Kristaps Porzingis, Kyle Kuzma, Daniel Gafford

That’s a deep and versatile ten. Beal is an All-Star, Porzingis is a potential All-Star (health, we know), and Kuzma averaged 20-8-6 after Beal’s left wrist surgery ended his season. While that’s not a Big 3, it is a Big 1 and two Big ½s.

A guy like Brogdon, who has averaged 19-5-6 in three seasons in Indiana, represents a fourth genuinely high quality starter. Three of those four play defense, as does Davis. What would be given up for a Brogdon or Morris or Jones remains to be seen, but their value is not so high that it would cost the Wizards Johnny Davis.

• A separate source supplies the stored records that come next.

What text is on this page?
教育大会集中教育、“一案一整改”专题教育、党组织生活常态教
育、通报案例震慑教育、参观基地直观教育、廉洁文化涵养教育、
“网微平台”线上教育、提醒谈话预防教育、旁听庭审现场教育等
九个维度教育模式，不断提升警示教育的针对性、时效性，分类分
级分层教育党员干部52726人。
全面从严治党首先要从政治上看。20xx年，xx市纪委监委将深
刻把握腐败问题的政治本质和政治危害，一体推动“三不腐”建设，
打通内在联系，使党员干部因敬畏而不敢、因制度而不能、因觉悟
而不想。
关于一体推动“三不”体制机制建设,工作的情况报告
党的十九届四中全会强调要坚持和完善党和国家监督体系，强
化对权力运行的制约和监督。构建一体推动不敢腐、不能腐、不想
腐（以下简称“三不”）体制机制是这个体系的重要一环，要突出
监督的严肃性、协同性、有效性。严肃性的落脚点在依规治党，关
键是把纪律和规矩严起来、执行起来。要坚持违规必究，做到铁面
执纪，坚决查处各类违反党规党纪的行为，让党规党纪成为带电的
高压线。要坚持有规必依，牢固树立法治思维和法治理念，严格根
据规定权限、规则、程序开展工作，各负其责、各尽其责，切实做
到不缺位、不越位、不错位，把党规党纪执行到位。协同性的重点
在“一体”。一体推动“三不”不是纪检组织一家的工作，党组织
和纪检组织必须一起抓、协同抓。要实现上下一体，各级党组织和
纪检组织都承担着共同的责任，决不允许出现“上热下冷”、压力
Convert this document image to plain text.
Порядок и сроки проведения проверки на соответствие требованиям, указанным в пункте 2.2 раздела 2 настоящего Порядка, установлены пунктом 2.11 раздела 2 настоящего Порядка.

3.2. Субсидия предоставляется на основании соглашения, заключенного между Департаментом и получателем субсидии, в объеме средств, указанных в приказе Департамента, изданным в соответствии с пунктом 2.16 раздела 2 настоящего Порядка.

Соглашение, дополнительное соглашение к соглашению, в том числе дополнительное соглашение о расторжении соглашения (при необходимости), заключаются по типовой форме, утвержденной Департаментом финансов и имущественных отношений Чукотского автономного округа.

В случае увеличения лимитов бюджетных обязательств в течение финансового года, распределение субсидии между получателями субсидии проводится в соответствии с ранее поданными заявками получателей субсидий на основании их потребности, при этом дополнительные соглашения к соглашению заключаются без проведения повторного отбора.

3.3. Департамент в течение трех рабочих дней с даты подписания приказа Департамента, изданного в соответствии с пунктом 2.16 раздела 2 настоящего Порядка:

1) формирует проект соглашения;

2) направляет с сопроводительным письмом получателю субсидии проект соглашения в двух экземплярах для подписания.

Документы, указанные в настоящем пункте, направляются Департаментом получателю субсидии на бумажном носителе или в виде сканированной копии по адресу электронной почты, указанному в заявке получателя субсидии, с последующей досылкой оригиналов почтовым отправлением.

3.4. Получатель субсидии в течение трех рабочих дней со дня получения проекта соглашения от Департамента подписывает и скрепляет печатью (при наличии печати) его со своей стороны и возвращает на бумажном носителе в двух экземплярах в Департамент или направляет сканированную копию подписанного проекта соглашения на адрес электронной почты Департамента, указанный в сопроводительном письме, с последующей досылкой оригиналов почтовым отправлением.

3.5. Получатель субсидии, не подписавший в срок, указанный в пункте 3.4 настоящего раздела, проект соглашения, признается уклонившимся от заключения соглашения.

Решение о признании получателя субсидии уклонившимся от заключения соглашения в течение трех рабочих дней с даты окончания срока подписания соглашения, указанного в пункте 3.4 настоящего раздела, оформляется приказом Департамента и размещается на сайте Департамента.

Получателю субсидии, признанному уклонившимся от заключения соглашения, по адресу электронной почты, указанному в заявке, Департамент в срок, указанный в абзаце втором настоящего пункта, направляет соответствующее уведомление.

The depth of Caldwell-Pope, Kispert, Hachimura, Avidja, Gafford could afford to suffer a blow in order to secure a quality starter, whether it’s one of those three reported targets or a point guard of similar ilk. Ish Smith and Vernon Carey, Jr. round out roster spots 11 and 12. Both of those guys are overqualified for 11 and 12. That would mark the first time since 1978 that Washington has had a champagne problem.

Injury concerns are fair. Outside of Porzingis, Brogdon (who isn’t on the team yet), and kind of Rui, this team’s medical records are squeaky clean. Counting on one or two guys’ good health is what all 30 teams do, every single season. That’s more than within reason. Everyone is at risk if their best guys go down.

Is that team winning the chip? No. Is that team winning the Bob Cousy Trophy? No. Could they? If all the guys under 25 keep improving, which they literally always do, then the answer is maybe. When’s the last time the answer was even maybe? 

Either the team develops a star, or their young assets continue to appreciate value, and the team is increasingly equipped to swing for a Paul George, Anthony Davis, James Harden level disgruntled star.

Now wouldn’t that be a sight? It’s within the vision.